User message context
The userMessageContext field passes contextual information that the agent appends to each user message. Each key becomes an XML tag with the value as content.
const config = {
userMessageContext: {
'slack-channel': '#marketing',
'slack-user': '@john.doe',
},
}
// Renders as: <slack-channel>#marketing</slack-channel>Custom instructions
The instruction field adds custom instructions to the agent's system prompt.
const config = {
instruction:
'You are a Slack bot helping users manage blog content. Always respond in a friendly, concise tone.',
}Custom tools
You can extend the agent with your own tools using the Vercel AI SDK tool pattern. Pass custom tools when calling generateText or streamText. The package forwards tool schemas to the agent and runs execution locally on your server.
import { generateText, tool } from 'ai'
import { z } from 'zod'
const model = contentAgent.agent('my-thread', {
application: { key: '<your-application-key>' },
config: { capabilities: { read: true, write: false } },
})
const { text } = await generateText({
model,
prompt: 'What is the weather in San Francisco?',
tools: {
getWeather: tool({
description: 'Get the current weather for a location',
parameters: z.object({
location: z.string().describe('City name'),
}),
execute: async ({ location }) => {
return { temperature: 72, condition: 'sunny' }
},
}),
},
})Custom tools run alongside the agent's built-in tools. The agent decides when to call them based on the message and the tool descriptions you provide.
Examples
Read-only document explorer
Restrict the agent to querying documents without making changes.

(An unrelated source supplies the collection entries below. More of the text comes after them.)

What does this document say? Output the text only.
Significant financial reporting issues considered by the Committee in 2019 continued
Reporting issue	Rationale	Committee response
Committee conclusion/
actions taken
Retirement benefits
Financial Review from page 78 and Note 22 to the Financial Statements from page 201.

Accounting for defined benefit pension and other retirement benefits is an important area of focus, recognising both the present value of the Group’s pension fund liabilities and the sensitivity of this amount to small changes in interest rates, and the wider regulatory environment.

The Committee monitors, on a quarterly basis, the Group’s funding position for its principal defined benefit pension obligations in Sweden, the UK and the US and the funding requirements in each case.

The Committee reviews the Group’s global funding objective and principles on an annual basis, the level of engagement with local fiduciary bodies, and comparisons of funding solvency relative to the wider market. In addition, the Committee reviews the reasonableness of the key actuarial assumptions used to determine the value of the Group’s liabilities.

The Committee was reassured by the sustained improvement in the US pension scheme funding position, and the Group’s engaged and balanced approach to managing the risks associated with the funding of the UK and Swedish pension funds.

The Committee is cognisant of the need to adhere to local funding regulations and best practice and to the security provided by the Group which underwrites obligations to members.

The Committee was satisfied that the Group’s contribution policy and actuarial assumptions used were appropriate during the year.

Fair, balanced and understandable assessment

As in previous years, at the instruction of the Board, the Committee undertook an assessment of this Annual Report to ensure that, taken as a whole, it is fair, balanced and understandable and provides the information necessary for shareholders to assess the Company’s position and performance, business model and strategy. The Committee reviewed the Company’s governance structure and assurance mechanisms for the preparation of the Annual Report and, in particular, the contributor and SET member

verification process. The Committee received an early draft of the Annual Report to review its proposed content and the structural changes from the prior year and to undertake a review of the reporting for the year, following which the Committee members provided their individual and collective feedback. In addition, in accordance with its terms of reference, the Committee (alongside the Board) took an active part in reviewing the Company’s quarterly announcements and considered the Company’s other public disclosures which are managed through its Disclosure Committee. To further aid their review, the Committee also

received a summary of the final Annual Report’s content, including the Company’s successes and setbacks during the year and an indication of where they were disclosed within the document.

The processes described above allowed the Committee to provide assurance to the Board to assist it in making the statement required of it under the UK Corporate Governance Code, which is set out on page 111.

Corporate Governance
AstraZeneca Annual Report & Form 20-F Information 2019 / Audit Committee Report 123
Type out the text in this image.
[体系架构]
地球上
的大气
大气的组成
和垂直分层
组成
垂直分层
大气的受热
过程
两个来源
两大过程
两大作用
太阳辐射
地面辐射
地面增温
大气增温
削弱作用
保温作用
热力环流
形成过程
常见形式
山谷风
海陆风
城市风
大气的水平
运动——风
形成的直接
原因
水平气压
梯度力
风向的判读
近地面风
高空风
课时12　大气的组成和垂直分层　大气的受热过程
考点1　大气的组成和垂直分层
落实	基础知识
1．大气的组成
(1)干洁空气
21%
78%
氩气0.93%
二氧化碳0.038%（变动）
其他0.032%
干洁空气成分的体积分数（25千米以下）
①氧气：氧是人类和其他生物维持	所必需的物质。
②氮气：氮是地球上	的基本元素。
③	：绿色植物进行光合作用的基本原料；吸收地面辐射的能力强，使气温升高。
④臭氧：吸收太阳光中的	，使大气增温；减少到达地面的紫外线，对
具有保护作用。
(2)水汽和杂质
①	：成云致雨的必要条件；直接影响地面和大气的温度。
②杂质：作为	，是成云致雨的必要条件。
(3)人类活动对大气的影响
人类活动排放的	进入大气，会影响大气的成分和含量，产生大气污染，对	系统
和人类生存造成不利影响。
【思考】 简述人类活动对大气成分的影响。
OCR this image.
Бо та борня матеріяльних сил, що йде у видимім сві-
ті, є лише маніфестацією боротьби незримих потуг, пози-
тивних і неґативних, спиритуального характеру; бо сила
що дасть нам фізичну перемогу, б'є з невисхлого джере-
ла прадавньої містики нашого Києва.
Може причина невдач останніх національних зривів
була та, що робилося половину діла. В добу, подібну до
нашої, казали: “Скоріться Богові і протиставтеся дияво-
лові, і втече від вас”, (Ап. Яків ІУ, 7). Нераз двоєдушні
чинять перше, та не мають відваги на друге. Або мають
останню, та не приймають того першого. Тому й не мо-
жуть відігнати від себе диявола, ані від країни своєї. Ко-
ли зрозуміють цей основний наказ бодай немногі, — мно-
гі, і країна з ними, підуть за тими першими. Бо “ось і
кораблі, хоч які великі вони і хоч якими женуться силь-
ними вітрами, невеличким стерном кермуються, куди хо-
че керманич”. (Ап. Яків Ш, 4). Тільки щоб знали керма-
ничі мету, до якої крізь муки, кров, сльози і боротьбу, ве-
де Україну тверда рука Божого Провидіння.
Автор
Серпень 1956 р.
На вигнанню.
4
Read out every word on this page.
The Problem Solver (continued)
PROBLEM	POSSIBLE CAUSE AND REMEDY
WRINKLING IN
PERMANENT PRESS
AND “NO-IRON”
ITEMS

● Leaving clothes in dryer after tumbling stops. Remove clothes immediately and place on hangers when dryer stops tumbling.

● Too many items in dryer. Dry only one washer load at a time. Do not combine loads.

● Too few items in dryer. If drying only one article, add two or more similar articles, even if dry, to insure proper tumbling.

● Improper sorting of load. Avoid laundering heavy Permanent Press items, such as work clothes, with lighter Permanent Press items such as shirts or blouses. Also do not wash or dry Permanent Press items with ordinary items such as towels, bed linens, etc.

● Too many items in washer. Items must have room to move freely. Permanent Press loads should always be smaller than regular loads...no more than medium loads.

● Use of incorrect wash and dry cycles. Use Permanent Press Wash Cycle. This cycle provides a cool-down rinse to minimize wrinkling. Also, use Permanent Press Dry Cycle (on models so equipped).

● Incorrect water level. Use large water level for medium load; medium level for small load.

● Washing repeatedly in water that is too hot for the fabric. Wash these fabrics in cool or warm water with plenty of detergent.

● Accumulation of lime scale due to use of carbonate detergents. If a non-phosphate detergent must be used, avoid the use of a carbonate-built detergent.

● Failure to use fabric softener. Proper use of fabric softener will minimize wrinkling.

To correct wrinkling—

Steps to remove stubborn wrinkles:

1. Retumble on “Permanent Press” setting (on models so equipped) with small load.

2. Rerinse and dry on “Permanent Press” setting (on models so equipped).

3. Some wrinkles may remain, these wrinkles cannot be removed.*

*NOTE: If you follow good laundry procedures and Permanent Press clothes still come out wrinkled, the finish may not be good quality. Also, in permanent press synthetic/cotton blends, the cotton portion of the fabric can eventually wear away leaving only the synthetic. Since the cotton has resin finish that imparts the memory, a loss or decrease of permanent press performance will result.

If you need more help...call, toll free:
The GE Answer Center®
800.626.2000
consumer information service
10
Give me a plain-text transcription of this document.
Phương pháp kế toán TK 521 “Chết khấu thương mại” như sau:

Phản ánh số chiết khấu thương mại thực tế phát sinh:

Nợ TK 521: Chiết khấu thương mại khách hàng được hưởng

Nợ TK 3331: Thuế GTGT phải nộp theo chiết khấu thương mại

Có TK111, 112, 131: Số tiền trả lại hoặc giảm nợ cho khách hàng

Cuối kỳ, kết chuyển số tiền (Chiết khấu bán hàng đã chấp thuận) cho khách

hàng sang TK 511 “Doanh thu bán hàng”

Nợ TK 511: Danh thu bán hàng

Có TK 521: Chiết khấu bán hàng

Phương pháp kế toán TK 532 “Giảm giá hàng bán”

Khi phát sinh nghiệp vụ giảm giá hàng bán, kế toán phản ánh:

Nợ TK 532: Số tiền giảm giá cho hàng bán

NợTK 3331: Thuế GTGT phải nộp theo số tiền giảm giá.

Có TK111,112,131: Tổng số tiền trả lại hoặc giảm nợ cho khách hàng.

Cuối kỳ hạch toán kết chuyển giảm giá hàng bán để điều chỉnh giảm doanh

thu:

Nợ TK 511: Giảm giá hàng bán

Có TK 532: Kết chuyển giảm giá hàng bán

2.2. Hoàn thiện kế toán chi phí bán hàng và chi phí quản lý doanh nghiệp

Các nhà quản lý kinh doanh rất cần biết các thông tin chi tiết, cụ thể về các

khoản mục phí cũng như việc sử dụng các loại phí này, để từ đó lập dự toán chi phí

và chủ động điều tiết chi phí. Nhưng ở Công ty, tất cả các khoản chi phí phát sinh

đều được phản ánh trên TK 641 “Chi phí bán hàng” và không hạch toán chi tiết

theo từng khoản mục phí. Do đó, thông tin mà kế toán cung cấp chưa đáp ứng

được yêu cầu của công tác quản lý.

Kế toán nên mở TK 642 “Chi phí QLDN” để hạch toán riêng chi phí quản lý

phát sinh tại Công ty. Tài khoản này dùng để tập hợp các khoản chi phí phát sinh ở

import { createContentAgent } from 'content-agent'
import { generateText } from 'ai'
const contentAgent = createContentAgent({
organizationId: '<your-org-id>',
token: '<your-sanity-token>',
})
const model = contentAgent.agent('explorer-thread', {
application: { key: '<your-application-key>' },
config: {
capabilities: {
read: { preset: 'standard' },
write: false,
},
filter: {
read: '_type in ["post", "author", "page"]',
},
},
})
const { text } = await generateText({
model,
prompt: 'Show me all posts published this month',
})
console.log(text)Chat with user context
Pass contextual information about the current environment or workflow to the agent.
import { createContentAgent } from 'content-agent'
import { streamText } from 'ai'
const contentAgent = createContentAgent({
organizationId: '<your-org-id>',
token: '<your-sanity-token>',
})
const model = contentAgent.agent('slack-bot-thread', {
application: { key: '<your-application-key>' },
config: {
instruction: 'You are a Slack bot helping users manage content.',
userMessageContext: {
'slack-channel': '#content-team',
'slack-user': '@john.doe',
},
capabilities: {
read: true,
write: false,
},
},
})
const { textStream } = streamText({
model,
prompt: 'What content needs review this week?',
})
for await (const chunk of textStream) {
process.stdout.write(chunk)
}Error handling
The package throws API errors as exceptions. Wrap your calls in try/catch blocks. For the full list of error types and status codes, see the ErrorResponse reference.
try {
const { text } = await generateText({ model, prompt: 'List all posts' })
console.log(text)
} catch (error) {
console.error('Content Agent error:', error.message)
}Limitations
- The agent can only write to draft and versioned documents.
- The prompt endpoint has a 10,000 character limit for the message field.
- The API version is currently
vX(preview). Endpoints and behavior may change. - The API manages thread history server-side. You cannot retrieve or modify past messages through the API.